1944 yılında, Teğmen Onoda, Amerikan çıkarmalarına karşı adaları savunmak üzere Filipinler'in Lubang adasına gönderilir. Görevi, olası bir Amerikan harekatına karşı gerilla savaşı vermektir. Amerikalıların yanlış haberler yayarak onları savaşın bittiğine, Japonya'nın teslim olduğuna inandırarak kandıracağına dair sıkı sıkıya tembihlenir. Yalnızca emri veren komutanının direkt emri ile görevi bırakacaktır. Onoda bu görevi harfiyen yerine getirir: Tam 30 yıl boyunca!
Atom bombasından sonra Japonlar teslim olur, ancak Onoda Amerikan uçaklarından atılan bildirilere inanmaz ve teslim olmaz, silah arkadaşlarıyla birlikte yöre sakinlerine saldırıya devam eder. Arkadaşları birer birer ölür ama o dağlarda, ormanlarda komando hayatını sürdürür. Zira komutanı ne olursa olsun geri geleceklerini söylemiştir.

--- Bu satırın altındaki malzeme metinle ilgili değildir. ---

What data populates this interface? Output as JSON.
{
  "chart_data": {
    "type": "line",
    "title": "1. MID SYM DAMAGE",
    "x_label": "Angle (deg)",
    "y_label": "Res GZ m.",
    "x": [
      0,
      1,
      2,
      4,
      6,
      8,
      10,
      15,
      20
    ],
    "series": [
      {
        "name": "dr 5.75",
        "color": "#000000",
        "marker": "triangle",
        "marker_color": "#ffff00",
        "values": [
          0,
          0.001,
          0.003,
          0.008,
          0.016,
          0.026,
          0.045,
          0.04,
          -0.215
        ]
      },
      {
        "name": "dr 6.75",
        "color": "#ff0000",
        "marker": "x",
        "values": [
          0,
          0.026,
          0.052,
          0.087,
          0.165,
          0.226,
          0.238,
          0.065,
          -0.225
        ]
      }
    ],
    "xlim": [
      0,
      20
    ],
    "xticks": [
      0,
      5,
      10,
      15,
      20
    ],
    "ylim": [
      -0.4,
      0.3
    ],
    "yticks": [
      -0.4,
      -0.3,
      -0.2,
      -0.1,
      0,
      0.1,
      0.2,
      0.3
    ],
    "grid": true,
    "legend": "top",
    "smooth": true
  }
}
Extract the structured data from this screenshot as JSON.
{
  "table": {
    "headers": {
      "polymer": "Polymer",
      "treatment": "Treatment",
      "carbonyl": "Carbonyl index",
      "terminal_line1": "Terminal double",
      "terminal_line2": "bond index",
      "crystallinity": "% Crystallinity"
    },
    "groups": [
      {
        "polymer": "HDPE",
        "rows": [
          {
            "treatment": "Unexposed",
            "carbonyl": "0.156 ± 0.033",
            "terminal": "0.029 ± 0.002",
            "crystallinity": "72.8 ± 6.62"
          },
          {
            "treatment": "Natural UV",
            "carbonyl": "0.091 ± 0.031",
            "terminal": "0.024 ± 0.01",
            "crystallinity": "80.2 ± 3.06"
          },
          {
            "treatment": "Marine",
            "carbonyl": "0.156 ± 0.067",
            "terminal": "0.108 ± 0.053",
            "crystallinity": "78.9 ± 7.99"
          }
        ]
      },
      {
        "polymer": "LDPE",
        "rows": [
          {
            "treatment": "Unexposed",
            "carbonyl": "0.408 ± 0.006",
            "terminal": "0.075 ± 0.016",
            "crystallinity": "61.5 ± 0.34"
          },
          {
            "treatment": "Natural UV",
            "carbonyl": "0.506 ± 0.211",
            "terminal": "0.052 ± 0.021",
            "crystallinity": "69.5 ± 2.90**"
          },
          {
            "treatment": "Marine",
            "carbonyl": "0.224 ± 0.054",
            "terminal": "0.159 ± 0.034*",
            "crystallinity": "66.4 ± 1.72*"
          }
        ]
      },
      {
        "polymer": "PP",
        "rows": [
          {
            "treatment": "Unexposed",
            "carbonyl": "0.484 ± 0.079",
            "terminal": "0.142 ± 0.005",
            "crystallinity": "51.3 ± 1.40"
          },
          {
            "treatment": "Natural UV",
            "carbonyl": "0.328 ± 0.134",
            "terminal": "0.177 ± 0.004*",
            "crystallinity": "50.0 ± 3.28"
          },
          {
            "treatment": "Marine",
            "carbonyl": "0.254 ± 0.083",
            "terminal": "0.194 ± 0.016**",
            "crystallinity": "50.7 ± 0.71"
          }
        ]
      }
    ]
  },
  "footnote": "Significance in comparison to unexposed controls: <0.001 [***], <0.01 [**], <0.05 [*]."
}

Nihayet bir turistin onun hikayesini duyması ile, olay gündeme taşınır, ve 1974 yılında Onoda'nın artık emekli olmuş komutanı yeniden gelerek, resmi bir emirle Onoda'yı görevinden azat ettiğini bildirir. Onoda, annesinin teslim olmaktansa kendisini öldürmesi için verdiği hançer de dahil olmak üzere, silahlarını teslim eder.
Burada sorun çözülmez, zira savaşı yaklaşık 30 yıl daha devam ettiren bu asker, insan öldürmüş, ambar yakmış, suç işlemiştir. Krizin çözülmesi adına, Onoda tutuklanır, ardından Filipinler Cumhurbaşkanı tarafından affedilerek salınır.